The Indians in the United Kingdom are mostly noted for their entrepreneurial ship, owning from big wholesale department stores to small corner shops, so much so that when other nationalities open shops especially corner shops as these are predominantly owned by them, you will be given the nickname ‘Mr/Mrs Patel’ This is how I earned my nickname of Mrs Patel in Cardiff UK being one of the first sub-Saharan Africans in the city of Cardiff to open a corner shop selling West African items from food, artefacts, to beauty cosmetics products. It was not long before I decided to do a Master degree in Business Administration.
Putting all these into perspective my shop in Cardiff became the centre point for most Africans when they first arrived the city of Cardiff to make one inquiry or the other. Africans will stop by either to just listen to good African music, to find out where one church is or another was, where the job centre was, how they could get one sort of help from the government or just to feel at home etc. Some will tell me very personal stories and how if only someone could hear them out!!! Now I say to myself only if there was world Pulse then!!!
Sooner or later I realised that my shop was becoming just more than an African corner shop but an empowerment centre so much so that the local government started collaborating with me to drop leaflets about settling in the UK, local jobs, integrating in the UK community as a foreigner etc. I became the distribution centre for most churches for their pamphlets and some sort of a recruitment centre for African Christians.
Little did I know that I was not just making money from my shop but I was being recognised within the community more so that I was approached to start the African Community Centre Wales, Cardiff branch?
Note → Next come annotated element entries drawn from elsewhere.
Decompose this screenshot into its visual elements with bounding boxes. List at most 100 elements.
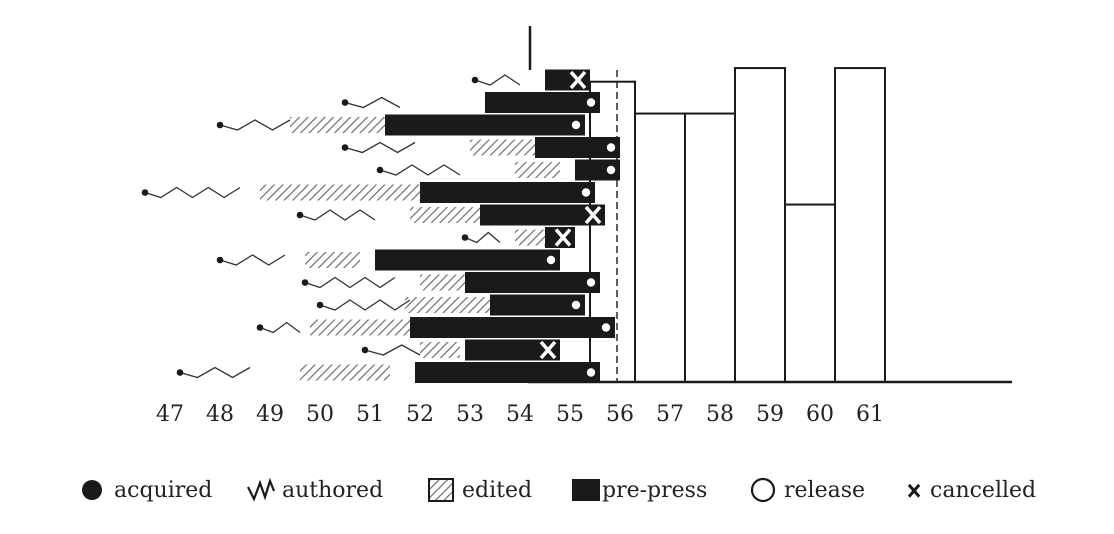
project-row bbox=[141, 182, 595, 203]
legend-item-edited: edited bbox=[426, 470, 532, 510]
release-marker bbox=[581, 188, 591, 197]
release-marker bbox=[571, 300, 581, 310]
edited-block bbox=[405, 297, 490, 313]
x-tick-label: 51 bbox=[356, 402, 384, 427]
project-row bbox=[296, 204, 605, 226]
prepress-bar bbox=[480, 204, 605, 226]
authored-line bbox=[304, 276, 396, 289]
edited-block bbox=[515, 229, 545, 246]
prepress-bar bbox=[485, 92, 600, 113]
x-tick-label: 49 bbox=[256, 402, 284, 427]
prepress-bar bbox=[375, 249, 560, 271]
prepress-bar bbox=[535, 137, 620, 158]
edited-block bbox=[420, 342, 460, 358]
x-tick-label: 59 bbox=[756, 402, 784, 427]
prepress-bar bbox=[465, 339, 560, 361]
x-tick-label: 58 bbox=[706, 402, 734, 427]
authored-line bbox=[144, 186, 241, 199]
project-row bbox=[471, 69, 590, 91]
filled-square-icon bbox=[572, 479, 600, 501]
edited-block bbox=[470, 139, 535, 156]
x-tick-label: 50 bbox=[306, 402, 334, 427]
legend-label-authored: authored bbox=[282, 477, 384, 503]
x-tick-label: 61 bbox=[856, 402, 884, 427]
x-mark-icon bbox=[907, 483, 921, 498]
histogram-bar bbox=[734, 67, 786, 384]
legend-label-edited: edited bbox=[462, 477, 533, 503]
edited-block bbox=[420, 274, 470, 291]
hatched-square-icon bbox=[428, 478, 454, 502]
open-circle-icon bbox=[750, 477, 776, 503]
cancelled-marker bbox=[569, 70, 587, 90]
authored-line bbox=[259, 321, 301, 334]
legend-label-release: release bbox=[784, 477, 866, 503]
acquired-dot bbox=[216, 256, 224, 264]
x-tick-label: 56 bbox=[606, 402, 634, 427]
histogram-bar bbox=[684, 112, 736, 384]
legend-item-prepress: pre-press bbox=[570, 470, 707, 510]
x-tick-label: 55 bbox=[556, 402, 584, 427]
legend-label-cancelled: cancelled bbox=[930, 477, 1037, 503]
x-tick-label: 48 bbox=[206, 402, 234, 427]
edited-block bbox=[515, 162, 560, 178]
project-row bbox=[316, 294, 585, 316]
acquired-dot bbox=[296, 211, 304, 219]
edited-block bbox=[290, 117, 385, 133]
authored-line bbox=[219, 119, 291, 131]
authored-line bbox=[179, 366, 251, 379]
prepress-bar bbox=[575, 159, 620, 181]
project-row bbox=[216, 249, 560, 271]
prepress-bar bbox=[385, 114, 585, 136]
prepress-bar bbox=[545, 69, 590, 91]
cancelled-marker bbox=[554, 228, 572, 247]
cancelled-marker bbox=[539, 340, 557, 360]
edited-block bbox=[410, 207, 480, 223]
project-row bbox=[376, 159, 620, 181]
release-marker bbox=[586, 278, 596, 287]
edited-block bbox=[305, 252, 360, 268]
prepress-bar bbox=[415, 362, 600, 383]
acquired-dot bbox=[341, 144, 349, 151]
edited-block bbox=[260, 184, 420, 201]
authored-line bbox=[474, 74, 521, 86]
acquired-dot bbox=[471, 76, 479, 84]
acquired-dot bbox=[141, 189, 149, 196]
x-tick-label: 47 bbox=[156, 402, 184, 427]
acquired-dot bbox=[176, 369, 184, 376]
project-row bbox=[461, 227, 575, 248]
cancelled-marker bbox=[584, 205, 602, 225]
release-marker bbox=[586, 368, 596, 377]
authored-line bbox=[364, 344, 421, 356]
acquired-dot bbox=[316, 301, 324, 309]
acquired-dot bbox=[256, 324, 264, 331]
legend-label-acquired: acquired bbox=[114, 477, 213, 503]
acquired-dot bbox=[341, 99, 349, 106]
legend-label-prepress: pre-press bbox=[602, 477, 708, 503]
x-tick-label: 52 bbox=[406, 402, 434, 427]
acquired-dot bbox=[376, 166, 384, 174]
filled-circle-icon bbox=[82, 480, 102, 500]
project-row bbox=[256, 317, 615, 338]
authored-line bbox=[344, 141, 416, 154]
release-marker bbox=[606, 143, 616, 152]
edited-block bbox=[310, 319, 410, 336]
prepress-bar bbox=[465, 272, 600, 293]
release-marker bbox=[606, 165, 616, 175]
histogram-bar bbox=[634, 112, 686, 384]
legend-item-release: release bbox=[748, 470, 865, 510]
acquired-dot bbox=[216, 121, 224, 129]
project-row bbox=[216, 114, 585, 136]
project-row bbox=[301, 272, 600, 293]
authored-line bbox=[319, 299, 411, 311]
acquired-dot bbox=[461, 234, 469, 241]
release-marker bbox=[586, 98, 596, 107]
acquired-dot bbox=[301, 279, 309, 286]
x-tick-label: 57 bbox=[656, 402, 684, 427]
project-row bbox=[361, 339, 560, 361]
prepress-bar bbox=[490, 294, 585, 316]
x-tick-label: 54 bbox=[506, 402, 534, 427]
edited-block bbox=[300, 364, 390, 381]
legend: acquired authored edited pre-press relea… bbox=[70, 470, 1070, 510]
authored-line bbox=[464, 231, 501, 244]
An NGO that served as a platform for breaking down barriers, speaking out for the African community in Wales, (sounds like World Pulse online community to me) I later on became the board of governors for this organisation. There my leadership role in the community was just beginning.
During my spare time I will volunteer at different charity organisations empowering through training refugees and other ethnic minority groups in ICT and how to start a small business, all these in a bit to help them improve their skills thereby improving their lives. This was very fulfilling for me.
I am still building on my vision of women economic empowerment which I hope sooner than later it will be a realisation.